Over the last few decades, groundbreaking oncology research has accelerated our understanding of cancer biology and the mechanisms involved in these devastating diseases. This knowledge has led to the development of new treatments – from immunotherapy to targeted therapies – that have transformed cancer care.
With TransCon™, we aim to advance the field and go one step further by creating therapies with better efficacy without increasing toxicity. The result could be solving the limitations of current treatments to ultimately help improve patient outcomes.
Our vision in oncology is to use our innovative technologies to create best-in-class therapies and make a meaningful difference for patients.
Our TransCon technologies -- sustained systemic release and localized (intratumoral) release – can be applied to clinically validated targets and pathways from diverse drug classes, including small molecules, peptides and proteins, targeting different aspects of the cancer immunity cycle. These technologies can also be combined in new approaches.
We believe TransCon is well-suited for oncology applications given the large number of validated targets with known limitations. By applying our unique algorithm for product innovation to clinically validated targets, we believe we can increase the likelihood of success, accelerate timelines to the clinic and improve outcomes currently limited by suboptimal efficacy and systemic toxicity.
Our TransCon product candidates offer the potential to treat more patients with new combination and multi-agent regimens that otherwise would not be feasible.
TransCon technologies enable the sustained release of a parent drug – from approximately one day to over six months – depending on the treatment goal. This means therapeutic levels can be maintained without the need for frequent administration, avoiding high peaks in circulating drug levels. With this approach, we are working to prolong the exposure of drugs at efficacious levels, without reaching the high levels of toxicity that often complicate oncology therapeutic regimens.

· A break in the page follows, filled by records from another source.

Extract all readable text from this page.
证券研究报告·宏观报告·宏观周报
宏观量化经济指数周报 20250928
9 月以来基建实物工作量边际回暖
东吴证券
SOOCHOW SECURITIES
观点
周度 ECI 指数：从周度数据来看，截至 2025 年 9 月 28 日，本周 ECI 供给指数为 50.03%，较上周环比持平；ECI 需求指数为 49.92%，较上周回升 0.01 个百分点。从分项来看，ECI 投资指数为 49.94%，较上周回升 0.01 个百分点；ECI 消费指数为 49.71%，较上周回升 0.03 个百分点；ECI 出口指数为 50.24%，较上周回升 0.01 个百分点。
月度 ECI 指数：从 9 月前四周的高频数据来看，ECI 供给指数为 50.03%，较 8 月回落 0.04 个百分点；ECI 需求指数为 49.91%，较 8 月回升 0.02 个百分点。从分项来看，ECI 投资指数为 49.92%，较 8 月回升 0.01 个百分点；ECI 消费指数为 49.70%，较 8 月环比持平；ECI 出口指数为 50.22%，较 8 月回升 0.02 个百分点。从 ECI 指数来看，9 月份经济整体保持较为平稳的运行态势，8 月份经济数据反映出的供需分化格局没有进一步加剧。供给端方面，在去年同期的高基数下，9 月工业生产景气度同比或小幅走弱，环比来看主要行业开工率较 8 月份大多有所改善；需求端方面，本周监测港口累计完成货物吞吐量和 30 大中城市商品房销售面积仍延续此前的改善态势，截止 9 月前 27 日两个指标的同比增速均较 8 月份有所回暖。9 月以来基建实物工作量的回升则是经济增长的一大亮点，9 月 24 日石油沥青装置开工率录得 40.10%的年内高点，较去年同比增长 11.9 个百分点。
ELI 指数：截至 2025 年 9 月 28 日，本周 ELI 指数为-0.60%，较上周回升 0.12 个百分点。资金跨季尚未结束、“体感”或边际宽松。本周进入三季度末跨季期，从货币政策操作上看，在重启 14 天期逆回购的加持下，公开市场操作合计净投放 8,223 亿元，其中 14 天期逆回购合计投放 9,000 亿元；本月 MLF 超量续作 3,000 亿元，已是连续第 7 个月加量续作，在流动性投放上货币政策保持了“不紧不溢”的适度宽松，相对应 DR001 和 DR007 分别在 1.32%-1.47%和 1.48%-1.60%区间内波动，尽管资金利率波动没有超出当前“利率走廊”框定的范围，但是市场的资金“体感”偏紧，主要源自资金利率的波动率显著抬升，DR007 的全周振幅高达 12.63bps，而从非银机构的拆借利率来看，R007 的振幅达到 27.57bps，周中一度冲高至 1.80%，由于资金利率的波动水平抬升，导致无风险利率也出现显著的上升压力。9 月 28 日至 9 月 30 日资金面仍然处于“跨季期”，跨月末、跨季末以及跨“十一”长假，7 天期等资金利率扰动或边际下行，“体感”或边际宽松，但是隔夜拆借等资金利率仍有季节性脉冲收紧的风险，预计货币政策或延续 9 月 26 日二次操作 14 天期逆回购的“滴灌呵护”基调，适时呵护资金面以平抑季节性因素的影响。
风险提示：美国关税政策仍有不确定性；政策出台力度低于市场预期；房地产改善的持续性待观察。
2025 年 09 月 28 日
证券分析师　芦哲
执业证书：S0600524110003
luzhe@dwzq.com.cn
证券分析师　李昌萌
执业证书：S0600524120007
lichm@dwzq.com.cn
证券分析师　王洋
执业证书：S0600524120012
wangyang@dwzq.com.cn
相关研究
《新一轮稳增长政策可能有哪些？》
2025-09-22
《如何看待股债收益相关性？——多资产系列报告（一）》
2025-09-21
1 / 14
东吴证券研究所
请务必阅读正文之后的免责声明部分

- Applies TransCon technology to release a therapeutic inside the tumor to minimize systemic toxicity and maximize tumor exposure
- Uses a unique hydrogel carrier to provide sustained levels of drug locally at the tumor site
- Designed to facilitate anti-tumor effects via intratumoral concentrations and activation of systemic immune response
- Hydrogel carrier system recognized as an innovative technology and part of the U.S. FDA Emerging Technology Program
- Foundation of our endocrinology rare disease pipeline
- Enables design of potential product candidates that provide prolonged drug exposure at efficacious levels without reaching toxic levels
- Soluble carrier inactivates and shields the drug from clearance, allowing sustained systemic release of the drug under physiologic conditions
TransCon TLR7/8 Agonist
Designed to activate antigen-presenting cells and enhance antigen presentation and, thereby, promote activation of cytotoxic immune cells (steps 2 and 6).
TransCon IL-2 β/γ
Designed to aid T-cell and NK-cell expansion, priming and activation, as well as infiltration of immune cells in tumors. (steps 3 and 5).
Additional TransCon Candidates
TransCon product candidates using systemic and localized (intratumoral) approaches have the potential to affect steps in the immunity cycle.